ISLAMABAD - A Senate committee Tuesday proposed anyone falsely accusing someone of blasphemy should be subjected to the same level of punishment as a person convicted of blasphemy.

The Senate Functional Committee on Human Rights drafted proposals after several reports about the alleged misuse of blasphemy law in the country.

“Anyone falsely accusing someone of blasphemy should be subjected to the same punishment as a person convicted of blasphemy,” the committee said in draft recommendations.

Blasphemy laws were introduced by former military dictator Ziaul Haq in 1980s and the maximum punishment under the laws is death.
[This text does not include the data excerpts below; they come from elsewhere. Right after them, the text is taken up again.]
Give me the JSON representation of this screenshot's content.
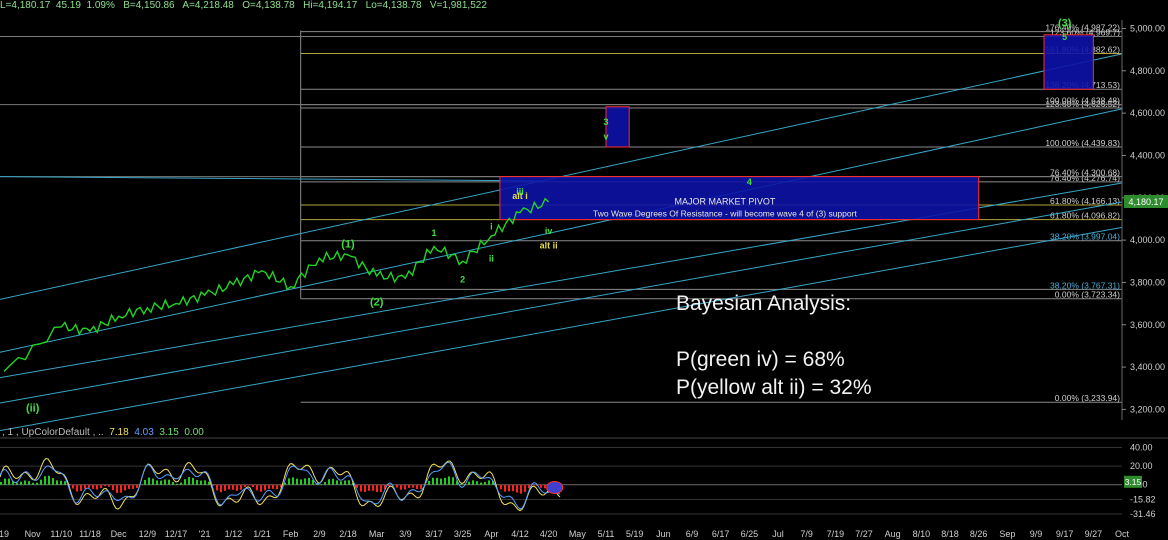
{
  "header": {
    "last": "L=4,180.17",
    "change": "45.19",
    "change_pct": "1.09%",
    "bid": "B=4,150.86",
    "ask": "A=4,218.48",
    "open": "O=4,138.78",
    "high": "Hi=4,194.17",
    "low": "Lo=4,138.78",
    "volume": "V=1,981,522"
  },
  "price_badge": "4,180.17",
  "indicator": {
    "label": ", 1 , UpColorDefault , ..",
    "v1": "7.18",
    "v2": "4.03",
    "v3": "3.15",
    "v4": "0.00",
    "badge": "3.15",
    "right_ticks": [
      {
        "value": 40,
        "label": "40.00"
      },
      {
        "value": 20,
        "label": "20.00"
      },
      {
        "value": 0,
        "label": "0.00"
      },
      {
        "value": -15.82,
        "label": "-15.82"
      },
      {
        "value": -31.46,
        "label": "-31.46"
      }
    ]
  },
  "bayesian": {
    "title": "Bayesian Analysis:",
    "line1": "P(green iv) = 68%",
    "line2": "P(yellow alt ii) = 32%"
  },
  "colors": {
    "price_line": "#22d422",
    "fib_line": "#8a8a8a",
    "channel": "#37a6c8",
    "box_fill": "#0d12a8",
    "box_border": "#ff2a2a",
    "wave_green": "#3ee03e",
    "wave_yellow": "#e6df4a",
    "histo_red": "#ff2020",
    "histo_green": "#22cc22"
  },
  "chart_data": {
    "type": "line",
    "x_labels": [
      "19",
      "Nov",
      "11/10",
      "11/18",
      "Dec",
      "12/9",
      "12/17",
      "'21",
      "1/12",
      "1/21",
      "Feb",
      "2/9",
      "2/18",
      "Mar",
      "3/9",
      "3/17",
      "3/25",
      "Apr",
      "4/12",
      "4/20",
      "May",
      "5/11",
      "5/19",
      "Jun",
      "6/9",
      "6/17",
      "6/25",
      "Jul",
      "7/9",
      "7/19",
      "7/27",
      "Aug",
      "8/10",
      "8/18",
      "8/26",
      "Sep",
      "9/9",
      "9/17",
      "9/27",
      "Oct"
    ],
    "y_ticks": [
      3200,
      3400,
      3600,
      3800,
      4000,
      4200,
      4400,
      4600,
      4800,
      5000
    ],
    "y_tick_labels": [
      "3,200.00",
      "3,400.00",
      "3,600.00",
      "3,800.00",
      "4,000.00",
      "4,200.00",
      "4,400.00",
      "4,600.00",
      "4,800.00",
      "5,000.00"
    ],
    "ylim": [
      3150,
      5040
    ],
    "series": [
      {
        "points": [
          [
            "19",
            3380
          ],
          [
            "11/10",
            3590
          ],
          [
            "11/18",
            3570
          ],
          [
            "Dec",
            3640
          ],
          [
            "12/9",
            3680
          ],
          [
            "12/17",
            3700
          ],
          [
            "'21",
            3740
          ],
          [
            "1/12",
            3790
          ],
          [
            "1/21",
            3855
          ],
          [
            "Feb",
            3780
          ],
          [
            "2/9",
            3915
          ],
          [
            "2/18",
            3930
          ],
          [
            "Mar",
            3830
          ],
          [
            "3/9",
            3820
          ],
          [
            "3/17",
            3970
          ],
          [
            "3/25",
            3900
          ],
          [
            "Apr",
            4020
          ],
          [
            "4/12",
            4130
          ],
          [
            "4/20",
            4180
          ]
        ]
      }
    ],
    "fib_levels": [
      {
        "label": "176.40% (4,987.22)",
        "price": 4985
      },
      {
        "label": "123.60% (4,969.7)",
        "price": 4962
      },
      {
        "label": "161.80% (4,882.62)",
        "price": 4882
      },
      {
        "label": "138.20% (4,713.53)",
        "price": 4713
      },
      {
        "label": "100.00% (4,638.48)",
        "price": 4640
      },
      {
        "label": "123.60% (4,626.52)",
        "price": 4624
      },
      {
        "label": "100.00% (4,439.83)",
        "price": 4440
      },
      {
        "label": "76.40% (4,300.68)",
        "price": 4300
      },
      {
        "label": "76.40% (4,276.74)",
        "price": 4275
      },
      {
        "label": "61.80% (4,166.13)",
        "price": 4166
      },
      {
        "label": "61.80% (4,096.82)",
        "price": 4097
      },
      {
        "label": "38.20% (3,997.04)",
        "price": 3997
      },
      {
        "label": "38.20% (3,767.31)",
        "price": 3767
      },
      {
        "label": "0.00% (3,723.34)",
        "price": 3723
      },
      {
        "label": "0.00% (3,233.94)",
        "price": 3234
      }
    ],
    "pivot_box": {
      "title": "MAJOR MARKET PIVOT",
      "subtitle": "Two Wave Degrees Of Resistance - will become wave 4 of (3) support",
      "from": "4/1",
      "to": "8/26",
      "top": 4300,
      "bottom": 4097
    },
    "target_boxes": [
      {
        "from": "5/11",
        "to": "5/25",
        "top": 4630,
        "bottom": 4440
      },
      {
        "from": "9/9",
        "to": "9/27",
        "top": 4970,
        "bottom": 4713
      }
    ],
    "wave_labels": [
      {
        "text": "(ii)",
        "x": "Nov",
        "price": 3190,
        "color": "green"
      },
      {
        "text": "(1)",
        "x": "2/18",
        "price": 3965,
        "color": "green"
      },
      {
        "text": "(2)",
        "x": "Mar",
        "price": 3690,
        "color": "green"
      },
      {
        "text": "1",
        "x": "3/17",
        "price": 4020,
        "color": "green"
      },
      {
        "text": "i",
        "x": "Apr",
        "price": 4050,
        "color": "green"
      },
      {
        "text": "ii",
        "x": "Apr",
        "price": 3900,
        "color": "green"
      },
      {
        "text": "2",
        "x": "3/25",
        "price": 3800,
        "color": "green"
      },
      {
        "text": "alt i",
        "x": "4/12",
        "price": 4195,
        "color": "yellow"
      },
      {
        "text": "iii",
        "x": "4/12",
        "price": 4215,
        "color": "green"
      },
      {
        "text": "iv",
        "x": "4/20",
        "price": 4030,
        "color": "green"
      },
      {
        "text": "alt ii",
        "x": "4/20",
        "price": 3960,
        "color": "yellow"
      },
      {
        "text": "3",
        "x": "5/11",
        "price": 4545,
        "color": "green"
      },
      {
        "text": "v",
        "x": "5/11",
        "price": 4475,
        "color": "green"
      },
      {
        "text": "4",
        "x": "6/25",
        "price": 4260,
        "color": "green"
      },
      {
        "text": "(3)",
        "x": "9/17",
        "price": 5010,
        "color": "green"
      },
      {
        "text": "5",
        "x": "9/17",
        "price": 4945,
        "color": "green"
      }
    ]
  }
}
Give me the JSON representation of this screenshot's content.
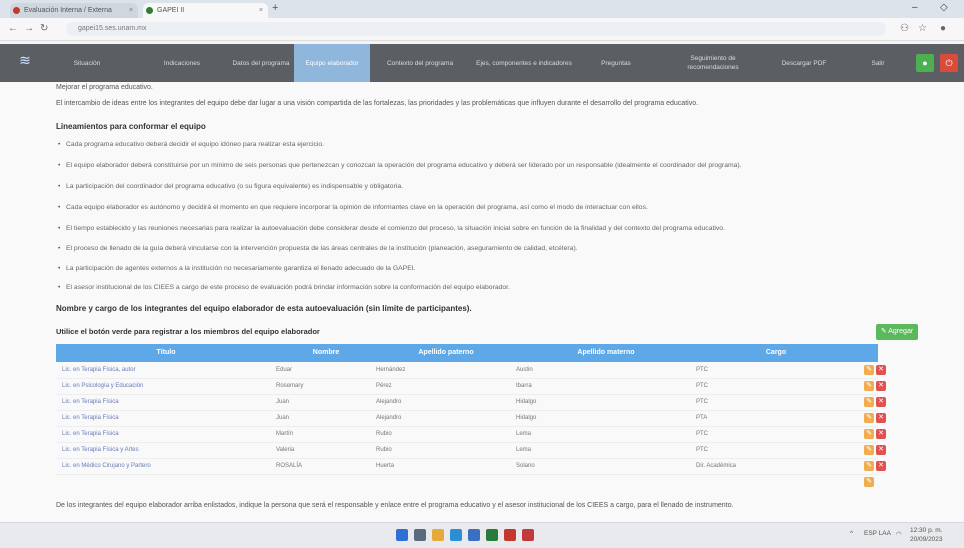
{
  "browser": {
    "tabs": [
      {
        "label": "Evaluación Interna / Externa"
      },
      {
        "label": "GAPEI II"
      }
    ],
    "url": "gapei15.ses.unam.mx"
  },
  "nav": {
    "items": [
      {
        "label": "Situación"
      },
      {
        "label": "Indicaciones"
      },
      {
        "label": "Datos del programa"
      },
      {
        "label": "Equipo elaborador"
      },
      {
        "label": "Contexto del programa"
      },
      {
        "label": "Ejes, componentes e indicadores"
      },
      {
        "label": "Preguntas"
      },
      {
        "label": "Seguimiento de recomendaciones"
      },
      {
        "label": "Descargar PDF"
      },
      {
        "label": "Salir"
      }
    ],
    "active_index": 3
  },
  "content": {
    "intro1": "Mejorar el programa educativo.",
    "intro2": "El intercambio de ideas entre los integrantes del equipo debe dar lugar a una visión compartida de las fortalezas, las prioridades y las problemáticas que influyen durante el desarrollo del programa educativo.",
    "guidelines_heading": "Lineamientos para conformar el equipo",
    "guidelines": [
      "Cada programa educativo deberá decidir el equipo idóneo para realizar esta ejercicio.",
      "El equipo elaborador deberá constituirse por un mínimo de seis personas que pertenezcan y conozcan la operación del programa educativo y deberá ser liderado por un responsable (idealmente el coordinador del programa).",
      "La participación del coordinador del programa educativo (o su figura equivalente) es indispensable y obligatoria.",
      "Cada equipo elaborador es autónomo y decidirá el momento en que requiere incorporar la opinión de informantes clave en la operación del programa, así como el modo de interactuar con ellos.",
      "El tiempo establecido y las reuniones necesarias para realizar la autoevaluación debe considerar desde el comienzo del proceso, la situación inicial sobre en función de la finalidad y del contexto del programa educativo.",
      "El proceso de llenado de la guía deberá vincularse con la intervención propuesta de las áreas centrales de la institución (planeación, aseguramiento de calidad, etcétera).",
      "La participación de agentes externos a la institución no necesariamente garantiza el llenado adecuado de la GAPEI.",
      "El asesor institucional de los CIEES a cargo de este proceso de evaluación podrá brindar información sobre la conformación del equipo elaborador."
    ],
    "members_heading": "Nombre y cargo de los integrantes del equipo elaborador de esta autoevaluación (sin límite de participantes).",
    "register_instruction": "Utilice el botón verde para registrar a los miembros del equipo elaborador",
    "add_button": "Agregar",
    "footer_text": "De los integrantes del equipo elaborador arriba enlistados, indique la persona que será el responsable y enlace entre el programa educativo y el asesor institucional de los CIEES a cargo, para el llenado de instrumento."
  },
  "table": {
    "headers": [
      "Título",
      "Nombre",
      "Apellido paterno",
      "Apellido materno",
      "Cargo"
    ],
    "rows": [
      [
        "Lic. en Terapia Física, autor",
        "Eduar",
        "Hernández",
        "Austin",
        "PTC"
      ],
      [
        "Lic. en Psicología y Educación",
        "Rosemary",
        "Pérez",
        "Ibarra",
        "PTC"
      ],
      [
        "Lic. en Terapia Física",
        "Juan",
        "Alejandro",
        "Hidalgo",
        "PTC"
      ],
      [
        "Lic. en Terapia Física",
        "Juan",
        "Alejandro",
        "Hidalgo",
        "PTA"
      ],
      [
        "Lic. en Terapia Física",
        "Martín",
        "Rubio",
        "Lema",
        "PTC"
      ],
      [
        "Lic. en Terapia Física y Artes",
        "Valeria",
        "Rubio",
        "Lema",
        "PTC"
      ],
      [
        "Lic. en Médico Cirujano y Partero",
        "ROSALÍA",
        "Huerta",
        "Solano",
        "Dir. Académica"
      ]
    ]
  },
  "taskbar": {
    "tray_lang": "ESP LAA",
    "tray_time": "12:30 p. m.",
    "tray_date": "20/09/2023"
  },
  "colors": {
    "nav_bg": "#5b5f63",
    "nav_active": "#8fb7dc",
    "table_header": "#5fa8e8",
    "add_button": "#5cb85c",
    "edit_button": "#f0ad4e",
    "delete_button": "#e05252"
  }
}
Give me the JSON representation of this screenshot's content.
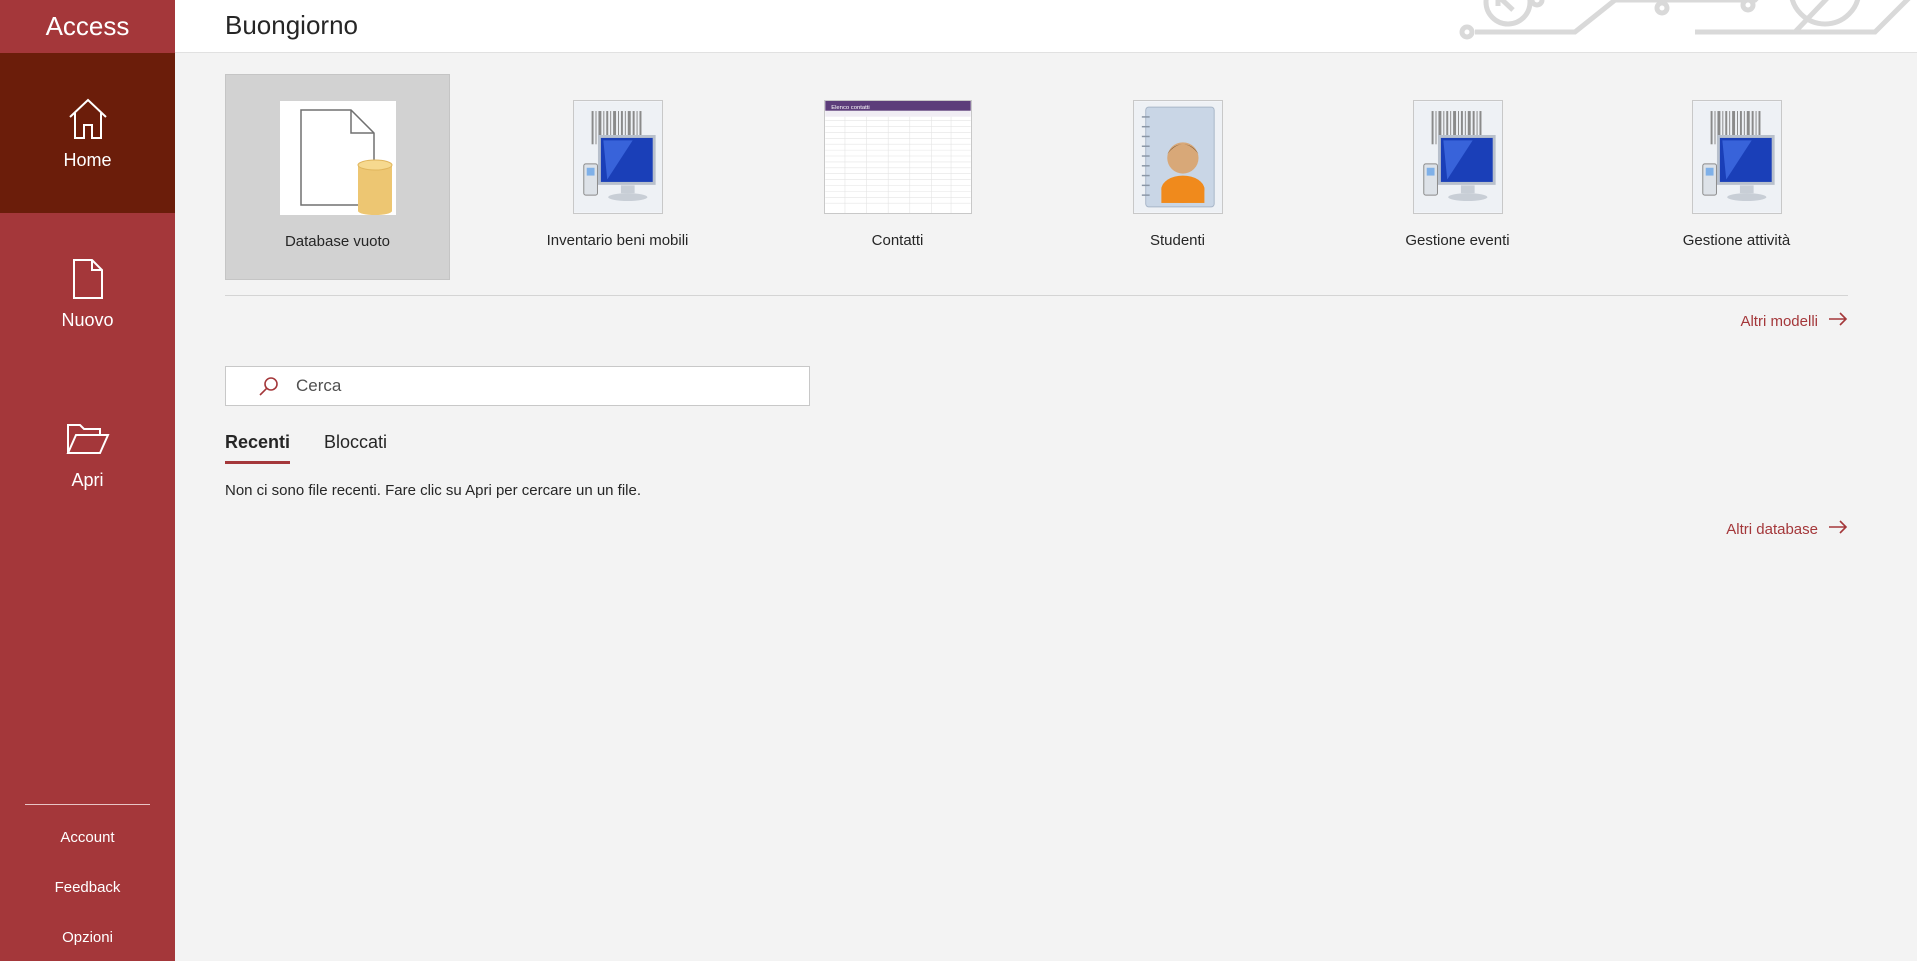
{
  "app": {
    "title": "Access"
  },
  "nav": {
    "home": "Home",
    "new": "Nuovo",
    "open": "Apri"
  },
  "sidebar_footer": {
    "account": "Account",
    "feedback": "Feedback",
    "options": "Opzioni"
  },
  "header": {
    "greeting": "Buongiorno"
  },
  "templates": [
    {
      "label": "Database vuoto",
      "icon": "blank-database-icon"
    },
    {
      "label": "Inventario beni mobili",
      "icon": "barcode-computer-icon"
    },
    {
      "label": "Contatti",
      "icon": "contacts-table-icon",
      "thumb_title": "Elenco contatti"
    },
    {
      "label": "Studenti",
      "icon": "student-notebook-icon"
    },
    {
      "label": "Gestione eventi",
      "icon": "barcode-computer-icon"
    },
    {
      "label": "Gestione attività",
      "icon": "barcode-computer-icon"
    }
  ],
  "links": {
    "more_templates": "Altri modelli",
    "more_databases": "Altri database"
  },
  "search": {
    "placeholder": "Cerca",
    "value": ""
  },
  "tabs": {
    "recent": "Recenti",
    "pinned": "Bloccati"
  },
  "recent": {
    "empty_message": "Non ci sono file recenti. Fare clic su Apri per cercare un un file."
  },
  "colors": {
    "accent": "#a4373a",
    "active_nav": "#6b1d0a",
    "background": "#f3f3f3"
  }
}
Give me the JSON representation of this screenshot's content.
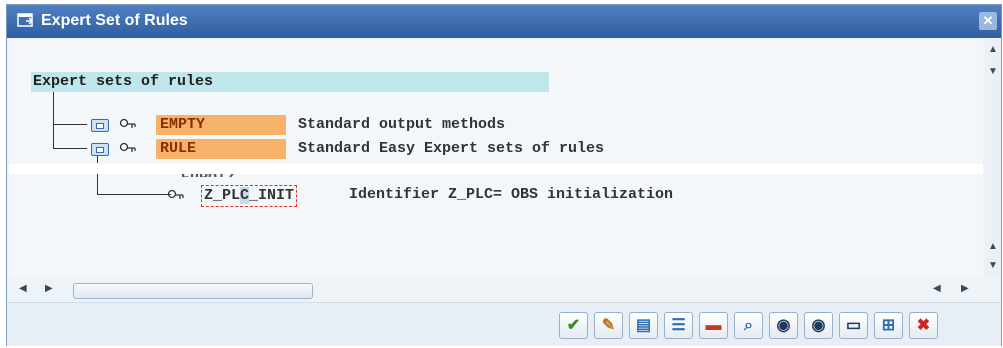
{
  "window": {
    "title": "Expert Set of Rules",
    "close_glyph": "✕"
  },
  "tree": {
    "root_label": "Expert sets of rules",
    "nodes": [
      {
        "code": "EMPTY",
        "description": "Standard output methods",
        "icon": "folder-icon"
      },
      {
        "code": "RULE",
        "description": "Standard Easy Expert sets of rules",
        "icon": "folder-icon"
      }
    ],
    "partial_row_text": "EUROIZ",
    "selected_node": {
      "code": "Z_PLC_INIT",
      "code_prefix": "Z_PL",
      "code_highlight": "C",
      "code_suffix": "_INIT",
      "description": "Identifier Z_PLC= OBS initialization"
    }
  },
  "toolbar": {
    "buttons": [
      {
        "name": "continue-button",
        "icon": "checkmark-icon",
        "glyph": "✔",
        "color": "#3a8a1c"
      },
      {
        "name": "edit-button",
        "icon": "pencil-icon",
        "glyph": "✎",
        "color": "#b7791f"
      },
      {
        "name": "display-button",
        "icon": "display-icon",
        "glyph": "▤",
        "color": "#2f6fb1"
      },
      {
        "name": "document-button",
        "icon": "document-icon",
        "glyph": "☰",
        "color": "#2f6fb1"
      },
      {
        "name": "delete-button",
        "icon": "trash-icon",
        "glyph": "▬",
        "color": "#c0392b"
      },
      {
        "name": "search-button",
        "icon": "magnifier-icon",
        "glyph": "⌕",
        "color": "#2f6fb1"
      },
      {
        "name": "find-button",
        "icon": "binoculars-icon",
        "glyph": "◉",
        "color": "#1f3a5c"
      },
      {
        "name": "find-next-button",
        "icon": "binoculars-next-icon",
        "glyph": "◉",
        "color": "#1f3a5c"
      },
      {
        "name": "print-button",
        "icon": "page-icon",
        "glyph": "▭",
        "color": "#1f3a5c"
      },
      {
        "name": "table-button",
        "icon": "table-icon",
        "glyph": "⊞",
        "color": "#2f6fb1"
      },
      {
        "name": "cancel-button",
        "icon": "cancel-icon",
        "glyph": "✖",
        "color": "#d0261b"
      }
    ]
  },
  "colors": {
    "titlebar": "#2f5f9f",
    "root_highlight": "#bfe6ea",
    "node_code_bg": "#f7b26a",
    "node_code_text": "#8a2e00"
  }
}
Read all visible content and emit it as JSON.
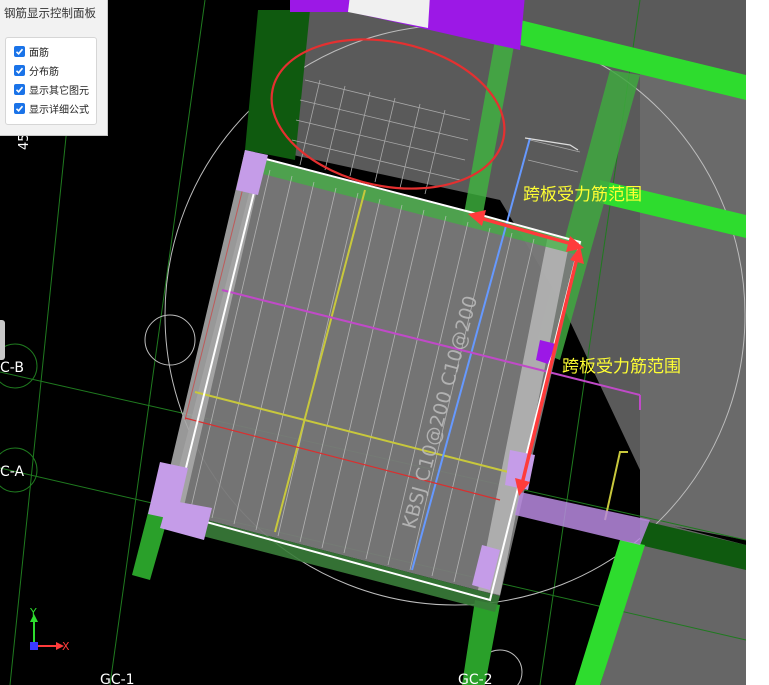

The laws do not provide punishment for false accusation, but it is given in Pakistan Penal Code, which is maximum six-month imprisonment or a fine of Rs 1,000.

The committee also suggested a person interested in getting a blasphemy case registered at a police station should have to bring two witnesses in support of his charges.

Earlier, the Islamabad High Court in October had suggested parliament to enhance punishment for those misusing the blasphemy laws.

The Interior Ministry last month submitted a draft of proposed amendments which recommended that punishments for a false accusation of blasphemy should be the same as the punishment for whom he actually commits blasphemy.

The committee also forwarded three recommendations to Council of Islamic Ideology (CII) for their comments on misuse of blasphemy law.

The Senate committee also proposed simplifying the procedure for filing mercy petitions against death penalties with the President aimed at providing relief on humanitarian grounds.

The committee also asked for forming an executive committee with the representation of all stakeholders, including National Commission for Human Rights, Ministry of Law and Justice and Ministry of Human Rights, to see the complaints before sending those to the President.

The committee which met here with Senator Nasreen Jalil in the chair recommended that a person who forwards the application on behalf of the sentenced person should clearly define the reasons on which the plea has been filed.

An official of National Commission for Human Rights (NCHR) briefed the committee that the applications are prepared by the police officials, but the relevant documents, including medical and judicial records to support the request, are not being annexed, which results in rejection of the plea.

The committee was further informed that in case of rejection, law gives the provision that another plea could be filed within seven days on fresh grounds, adding that the causes of refusal are not usually mentioned in the order, which create problems for the applicant.

NCHR member Muhammad Shafiq stated 27 cases of death penalty are still pending. Discussing the Juvenile cases, the committee was informed that under the latest legislation, age of the child should be determined at the time of the filing of a case to avoid any complication at a later stage. The committee was informed that a new law has been passed by the National Assembly, which will soon be tabled in the Senate.

The committee also recommended the cases of around 40 accused apprehended in the Youhanabad church incident in Lahore three years ago should be transferred from anti-terrorism court to other routine courts.

The meeting was attended by senators Farhat Ullah Baber, Mufti Abdus Sattar, Muhammad Mohsin Khan Leghari and Mir Kabir Ahmed Muhammad Shahi, officials of Punjab police, representative of National Commission for Human Rights and officials of ministries of human rights and law and justice.